Она везде была чужой, в любом окружении. У нее не было никакой опоры в жизни, кроме… кроме ее собственных стихов! Кроме ее призрачных встреч с Бегущей По Волнам!
Троллейбус ехал по мосту, и в черной, холодной воде тускло отражались фонари набережной. «Когда река замерзнет, я буду приходить к тебе по льду…» Полупустой троллейбус. Одна, совершенно одна.
Лилиан сидела с закрытыми глазами, и по ее щекам, словно капли дождя по стеклу, катились слезы.
Тобою становлюсь.
Как флаг в моей душе —
Цвета твоих изменчивых желаний,
Как музыка, чуть слышная уже,
Как звездный дождь нечаянных признаний.
Как парусник стремлюсь
В распахнутой дали,
Захваченный внезапной синевою,
К пристанищу единственной земли,
Что названа нечаянно Тобою…
Пока Лилиан читала свои стихи, стояла такая тишина, словно враждующие между собой партии эстетов и работяг смогли наконец доказать друг другу свою правоту. Ее «Балтийские богатеи» явились для всех вестью — и мелодия ее последнего стихотворения все еще висела в воздухе, насыщая его незнакомыми, вызывающими тревогу запахами.
Кого она звала за собой? Куда манила? Кто мог следовать за ней?
Многие сидели, нахмурившись, опустив голову и явно не желая никаких дискуссий. Им было все ясно, они не желали губить свою перспективную, многообещающую жизнь. Губить размышлениями о совершенно потусторонних, не имеющих никакого отношения к действительности вещах. Кое-кто встал и пошел в раздевалку.
Другим же, напротив, не терпелось выступить. Женя Лютый тянул вверх руку, его бледное лицо покрылось пятнами румянца.
— Это не стихи, — кричал он с места, — это не поэзия!
Поднялся такой шум, что Лилиан, полуприкрыв глаза, мысленно искала потайную дверь, чтобы улизнуть от всех этих людей, жадно рвущих на куски ее стихотворения.

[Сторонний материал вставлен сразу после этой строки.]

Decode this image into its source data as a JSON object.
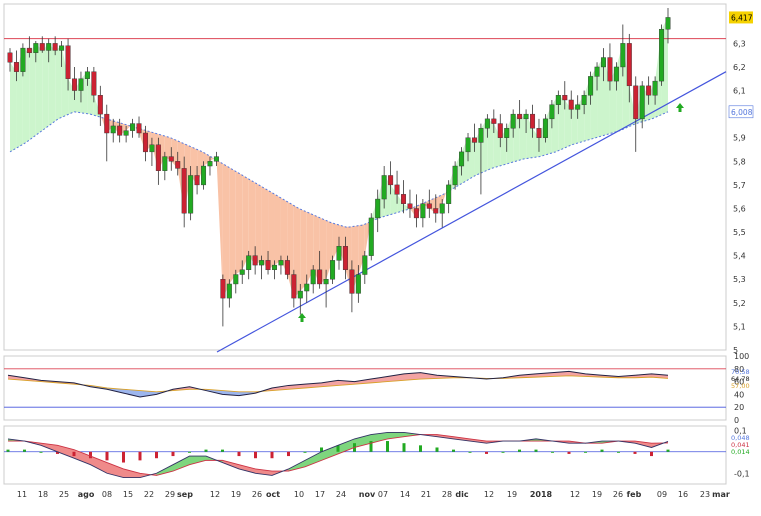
{
  "chart_data": [
    {
      "type": "candlestick",
      "title": "",
      "y_axis_ticks": [
        "6,3",
        "6,2",
        "6,1",
        "6",
        "5,9",
        "5,8",
        "5,7",
        "5,6",
        "5,5",
        "5,4",
        "5,3",
        "5,2",
        "5,1",
        "5"
      ],
      "ylim": [
        5.0,
        6.45
      ],
      "last_price_label": "6,417",
      "moving_average_label": "6,008",
      "resistance_level": 6.32,
      "colors": {
        "up": "#22aa22",
        "down": "#cc2233",
        "ma": "#5577dd",
        "resistance": "#dd4455",
        "trendline": "#4455dd",
        "fill_above": "#ccf5cc",
        "fill_below": "#f9c2a6",
        "label_bg": "#f5d200"
      },
      "candles": [
        {
          "o": 6.26,
          "h": 6.28,
          "l": 6.18,
          "c": 6.22
        },
        {
          "o": 6.22,
          "h": 6.27,
          "l": 6.14,
          "c": 6.18
        },
        {
          "o": 6.18,
          "h": 6.3,
          "l": 6.16,
          "c": 6.28
        },
        {
          "o": 6.28,
          "h": 6.33,
          "l": 6.24,
          "c": 6.26
        },
        {
          "o": 6.26,
          "h": 6.31,
          "l": 6.22,
          "c": 6.3
        },
        {
          "o": 6.3,
          "h": 6.33,
          "l": 6.26,
          "c": 6.27
        },
        {
          "o": 6.27,
          "h": 6.32,
          "l": 6.22,
          "c": 6.3
        },
        {
          "o": 6.3,
          "h": 6.33,
          "l": 6.25,
          "c": 6.27
        },
        {
          "o": 6.27,
          "h": 6.31,
          "l": 6.2,
          "c": 6.29
        },
        {
          "o": 6.29,
          "h": 6.32,
          "l": 6.1,
          "c": 6.15
        },
        {
          "o": 6.15,
          "h": 6.2,
          "l": 6.06,
          "c": 6.1
        },
        {
          "o": 6.1,
          "h": 6.18,
          "l": 6.05,
          "c": 6.15
        },
        {
          "o": 6.15,
          "h": 6.2,
          "l": 6.12,
          "c": 6.18
        },
        {
          "o": 6.18,
          "h": 6.2,
          "l": 6.05,
          "c": 6.08
        },
        {
          "o": 6.08,
          "h": 6.12,
          "l": 5.95,
          "c": 6.0
        },
        {
          "o": 6.0,
          "h": 6.04,
          "l": 5.8,
          "c": 5.92
        },
        {
          "o": 5.92,
          "h": 5.98,
          "l": 5.88,
          "c": 5.95
        },
        {
          "o": 5.95,
          "h": 5.98,
          "l": 5.88,
          "c": 5.91
        },
        {
          "o": 5.91,
          "h": 5.95,
          "l": 5.88,
          "c": 5.93
        },
        {
          "o": 5.93,
          "h": 5.98,
          "l": 5.9,
          "c": 5.96
        },
        {
          "o": 5.96,
          "h": 5.99,
          "l": 5.9,
          "c": 5.92
        },
        {
          "o": 5.92,
          "h": 5.95,
          "l": 5.8,
          "c": 5.84
        },
        {
          "o": 5.84,
          "h": 5.9,
          "l": 5.78,
          "c": 5.87
        },
        {
          "o": 5.87,
          "h": 5.9,
          "l": 5.7,
          "c": 5.76
        },
        {
          "o": 5.76,
          "h": 5.84,
          "l": 5.72,
          "c": 5.82
        },
        {
          "o": 5.82,
          "h": 5.86,
          "l": 5.76,
          "c": 5.8
        },
        {
          "o": 5.8,
          "h": 5.84,
          "l": 5.74,
          "c": 5.77
        },
        {
          "o": 5.77,
          "h": 5.82,
          "l": 5.52,
          "c": 5.58
        },
        {
          "o": 5.58,
          "h": 5.78,
          "l": 5.55,
          "c": 5.74
        },
        {
          "o": 5.74,
          "h": 5.78,
          "l": 5.66,
          "c": 5.7
        },
        {
          "o": 5.7,
          "h": 5.8,
          "l": 5.68,
          "c": 5.78
        },
        {
          "o": 5.78,
          "h": 5.82,
          "l": 5.74,
          "c": 5.8
        },
        {
          "o": 5.8,
          "h": 5.84,
          "l": 5.78,
          "c": 5.82
        },
        {
          "o": 5.3,
          "h": 5.32,
          "l": 5.1,
          "c": 5.22
        },
        {
          "o": 5.22,
          "h": 5.3,
          "l": 5.18,
          "c": 5.28
        },
        {
          "o": 5.28,
          "h": 5.34,
          "l": 5.24,
          "c": 5.32
        },
        {
          "o": 5.32,
          "h": 5.38,
          "l": 5.28,
          "c": 5.34
        },
        {
          "o": 5.34,
          "h": 5.42,
          "l": 5.3,
          "c": 5.4
        },
        {
          "o": 5.4,
          "h": 5.44,
          "l": 5.32,
          "c": 5.36
        },
        {
          "o": 5.36,
          "h": 5.4,
          "l": 5.3,
          "c": 5.38
        },
        {
          "o": 5.38,
          "h": 5.42,
          "l": 5.32,
          "c": 5.34
        },
        {
          "o": 5.34,
          "h": 5.38,
          "l": 5.3,
          "c": 5.36
        },
        {
          "o": 5.36,
          "h": 5.4,
          "l": 5.32,
          "c": 5.38
        },
        {
          "o": 5.38,
          "h": 5.4,
          "l": 5.3,
          "c": 5.32
        },
        {
          "o": 5.32,
          "h": 5.34,
          "l": 5.18,
          "c": 5.22
        },
        {
          "o": 5.22,
          "h": 5.28,
          "l": 5.15,
          "c": 5.25
        },
        {
          "o": 5.25,
          "h": 5.32,
          "l": 5.2,
          "c": 5.28
        },
        {
          "o": 5.28,
          "h": 5.36,
          "l": 5.24,
          "c": 5.34
        },
        {
          "o": 5.34,
          "h": 5.42,
          "l": 5.26,
          "c": 5.28
        },
        {
          "o": 5.28,
          "h": 5.34,
          "l": 5.18,
          "c": 5.3
        },
        {
          "o": 5.3,
          "h": 5.4,
          "l": 5.28,
          "c": 5.38
        },
        {
          "o": 5.38,
          "h": 5.48,
          "l": 5.34,
          "c": 5.44
        },
        {
          "o": 5.44,
          "h": 5.48,
          "l": 5.3,
          "c": 5.34
        },
        {
          "o": 5.34,
          "h": 5.38,
          "l": 5.16,
          "c": 5.24
        },
        {
          "o": 5.24,
          "h": 5.36,
          "l": 5.2,
          "c": 5.32
        },
        {
          "o": 5.32,
          "h": 5.42,
          "l": 5.28,
          "c": 5.4
        },
        {
          "o": 5.4,
          "h": 5.58,
          "l": 5.38,
          "c": 5.56
        },
        {
          "o": 5.56,
          "h": 5.68,
          "l": 5.5,
          "c": 5.64
        },
        {
          "o": 5.64,
          "h": 5.78,
          "l": 5.6,
          "c": 5.74
        },
        {
          "o": 5.74,
          "h": 5.8,
          "l": 5.66,
          "c": 5.7
        },
        {
          "o": 5.7,
          "h": 5.76,
          "l": 5.62,
          "c": 5.66
        },
        {
          "o": 5.66,
          "h": 5.72,
          "l": 5.58,
          "c": 5.62
        },
        {
          "o": 5.62,
          "h": 5.68,
          "l": 5.56,
          "c": 5.6
        },
        {
          "o": 5.6,
          "h": 5.66,
          "l": 5.52,
          "c": 5.56
        },
        {
          "o": 5.56,
          "h": 5.64,
          "l": 5.52,
          "c": 5.62
        },
        {
          "o": 5.62,
          "h": 5.68,
          "l": 5.56,
          "c": 5.6
        },
        {
          "o": 5.6,
          "h": 5.66,
          "l": 5.54,
          "c": 5.58
        },
        {
          "o": 5.58,
          "h": 5.64,
          "l": 5.52,
          "c": 5.62
        },
        {
          "o": 5.62,
          "h": 5.72,
          "l": 5.58,
          "c": 5.7
        },
        {
          "o": 5.7,
          "h": 5.8,
          "l": 5.68,
          "c": 5.78
        },
        {
          "o": 5.78,
          "h": 5.86,
          "l": 5.74,
          "c": 5.84
        },
        {
          "o": 5.84,
          "h": 5.92,
          "l": 5.8,
          "c": 5.9
        },
        {
          "o": 5.9,
          "h": 5.96,
          "l": 5.84,
          "c": 5.88
        },
        {
          "o": 5.88,
          "h": 5.96,
          "l": 5.66,
          "c": 5.94
        },
        {
          "o": 5.94,
          "h": 6.0,
          "l": 5.9,
          "c": 5.98
        },
        {
          "o": 5.98,
          "h": 6.02,
          "l": 5.92,
          "c": 5.96
        },
        {
          "o": 5.96,
          "h": 6.0,
          "l": 5.86,
          "c": 5.9
        },
        {
          "o": 5.9,
          "h": 5.96,
          "l": 5.84,
          "c": 5.94
        },
        {
          "o": 5.94,
          "h": 6.02,
          "l": 5.9,
          "c": 6.0
        },
        {
          "o": 6.0,
          "h": 6.06,
          "l": 5.94,
          "c": 5.98
        },
        {
          "o": 5.98,
          "h": 6.02,
          "l": 5.92,
          "c": 6.0
        },
        {
          "o": 6.0,
          "h": 6.04,
          "l": 5.9,
          "c": 5.94
        },
        {
          "o": 5.94,
          "h": 5.98,
          "l": 5.84,
          "c": 5.9
        },
        {
          "o": 5.9,
          "h": 6.0,
          "l": 5.88,
          "c": 5.98
        },
        {
          "o": 5.98,
          "h": 6.06,
          "l": 5.94,
          "c": 6.04
        },
        {
          "o": 6.04,
          "h": 6.1,
          "l": 6.0,
          "c": 6.08
        },
        {
          "o": 6.08,
          "h": 6.14,
          "l": 6.02,
          "c": 6.06
        },
        {
          "o": 6.06,
          "h": 6.1,
          "l": 5.98,
          "c": 6.02
        },
        {
          "o": 6.02,
          "h": 6.08,
          "l": 5.98,
          "c": 6.04
        },
        {
          "o": 6.04,
          "h": 6.1,
          "l": 6.0,
          "c": 6.08
        },
        {
          "o": 6.08,
          "h": 6.18,
          "l": 6.04,
          "c": 6.16
        },
        {
          "o": 6.16,
          "h": 6.22,
          "l": 6.1,
          "c": 6.2
        },
        {
          "o": 6.2,
          "h": 6.28,
          "l": 6.14,
          "c": 6.24
        },
        {
          "o": 6.24,
          "h": 6.3,
          "l": 6.1,
          "c": 6.14
        },
        {
          "o": 6.14,
          "h": 6.22,
          "l": 6.1,
          "c": 6.2
        },
        {
          "o": 6.2,
          "h": 6.38,
          "l": 6.16,
          "c": 6.3
        },
        {
          "o": 6.3,
          "h": 6.34,
          "l": 6.05,
          "c": 6.12
        },
        {
          "o": 6.12,
          "h": 6.16,
          "l": 5.84,
          "c": 5.98
        },
        {
          "o": 5.98,
          "h": 6.14,
          "l": 5.94,
          "c": 6.12
        },
        {
          "o": 6.12,
          "h": 6.16,
          "l": 6.04,
          "c": 6.08
        },
        {
          "o": 6.08,
          "h": 6.16,
          "l": 6.04,
          "c": 6.14
        },
        {
          "o": 6.14,
          "h": 6.38,
          "l": 6.12,
          "c": 6.36
        },
        {
          "o": 6.36,
          "h": 6.45,
          "l": 6.3,
          "c": 6.41
        }
      ],
      "moving_average": [
        5.84,
        5.88,
        5.93,
        5.98,
        6.01,
        6.0,
        5.98,
        5.96,
        5.94,
        5.92,
        5.9,
        5.87,
        5.84,
        5.8,
        5.76,
        5.72,
        5.68,
        5.64,
        5.6,
        5.57,
        5.54,
        5.52,
        5.53,
        5.56,
        5.58,
        5.6,
        5.63,
        5.66,
        5.7,
        5.74,
        5.77,
        5.79,
        5.81,
        5.82,
        5.84,
        5.87,
        5.89,
        5.91,
        5.93,
        5.96,
        5.98,
        6.01
      ],
      "trendline": {
        "start": [
          35,
          5.0
        ],
        "end": [
          101,
          6.16
        ]
      }
    },
    {
      "type": "line",
      "y_axis_ticks": [
        "100",
        "80",
        "60",
        "40",
        "20",
        "0"
      ],
      "ylim": [
        0,
        100
      ],
      "value_labels": [
        "70,58",
        "64,78",
        "57,00"
      ],
      "reference_lines": [
        80,
        20
      ],
      "series": [
        {
          "values": [
            70,
            66,
            62,
            60,
            58,
            52,
            48,
            42,
            36,
            40,
            48,
            52,
            46,
            40,
            38,
            42,
            50,
            54,
            56,
            58,
            62,
            60,
            64,
            68,
            72,
            74,
            70,
            68,
            66,
            64,
            66,
            70,
            72,
            74,
            76,
            72,
            70,
            68,
            70,
            72,
            70
          ]
        },
        {
          "values": [
            64,
            62,
            60,
            58,
            56,
            54,
            50,
            48,
            46,
            44,
            46,
            48,
            48,
            46,
            44,
            44,
            46,
            48,
            50,
            52,
            54,
            56,
            58,
            60,
            62,
            64,
            65,
            66,
            66,
            65,
            65,
            66,
            67,
            68,
            69,
            68,
            67,
            66,
            66,
            67,
            65
          ]
        }
      ]
    },
    {
      "type": "bar",
      "y_axis_ticks": [
        "0,1",
        "-0,1"
      ],
      "ylim": [
        -0.15,
        0.12
      ],
      "value_labels": [
        "0,048",
        "0,041",
        "0,014"
      ],
      "histogram": [
        0.01,
        0.01,
        0.0,
        -0.01,
        -0.02,
        -0.03,
        -0.04,
        -0.05,
        -0.04,
        -0.03,
        -0.02,
        0.0,
        0.01,
        0.01,
        -0.02,
        -0.03,
        -0.03,
        -0.02,
        0.0,
        0.02,
        0.03,
        0.04,
        0.05,
        0.05,
        0.04,
        0.03,
        0.02,
        0.01,
        0.0,
        -0.01,
        0.0,
        0.01,
        0.01,
        0.0,
        -0.01,
        0.0,
        0.01,
        0.0,
        -0.01,
        -0.02,
        0.01
      ],
      "macd": [
        0.06,
        0.05,
        0.03,
        0.0,
        -0.03,
        -0.06,
        -0.1,
        -0.12,
        -0.12,
        -0.1,
        -0.06,
        -0.02,
        -0.02,
        -0.05,
        -0.08,
        -0.1,
        -0.11,
        -0.08,
        -0.04,
        0.0,
        0.03,
        0.06,
        0.08,
        0.09,
        0.09,
        0.08,
        0.07,
        0.06,
        0.05,
        0.04,
        0.05,
        0.05,
        0.06,
        0.05,
        0.04,
        0.04,
        0.05,
        0.05,
        0.04,
        0.02,
        0.048
      ],
      "signal": [
        0.05,
        0.05,
        0.04,
        0.03,
        0.01,
        -0.02,
        -0.05,
        -0.08,
        -0.1,
        -0.11,
        -0.09,
        -0.06,
        -0.04,
        -0.04,
        -0.06,
        -0.08,
        -0.09,
        -0.09,
        -0.07,
        -0.04,
        -0.01,
        0.02,
        0.04,
        0.06,
        0.07,
        0.08,
        0.08,
        0.07,
        0.06,
        0.05,
        0.05,
        0.05,
        0.05,
        0.05,
        0.05,
        0.04,
        0.04,
        0.05,
        0.05,
        0.04,
        0.041
      ]
    }
  ],
  "x_axis_labels": [
    "11",
    "18",
    "25",
    "ago",
    "08",
    "15",
    "22",
    "29",
    "sep",
    "12",
    "19",
    "26",
    "oct",
    "10",
    "17",
    "24",
    "nov",
    "07",
    "14",
    "21",
    "28",
    "dic",
    "12",
    "19",
    "2018",
    "12",
    "19",
    "26",
    "feb",
    "09",
    "16",
    "23",
    "mar"
  ]
}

Михаил Кривошеев, с отвислыми, бледно-желтыми усами, развязавшимся под несвежим воротничком шелковым платком, в «комиссарской» кожаной куртке, с удовлетворением смотрел со своего председательского места на молодую, беснующуюся поэтическую поросль — смотрел и ухмылялся. Он и сам когда-то был таким. Горячим, неопытным и самое главное — глупым. Если ты не член Великой Партии, если твой дядя не министр или, на худой конец, не директор какой-нибудь столовой, то тебе в Большой Поэзии — с большой буквы! — делать нечего, твои книги никогда не будут издаваться. Разумеется, ты можешь писать для себя, так сказать, «в стол» — сколько угодно, на радость вездесущим кэгэбэшникам. Но печататься — это совсем другое дело. И таким, как Лилиан Лехт, на это вообще не стоит рассчитывать. Если только… да, если она вовремя не обзаведется влиятельным… э-э-э-э… покровителем, таким примеру, как он, Михаил Кривошеев! Это для нее единственная возможность напечататься. Но она, судя по всему, еще очень глупа. И к тому же горда, а это уж совсем никуда не годится. Она настолько горда, что даже не удосужилась поинтересоваться, кто рекомендовал ее стихи в газету «Факел». А ведь это сделал он, Михаил Кривошеев! И слишком долго он ждать не намерен. Литобъединение посещает много красивых девушек.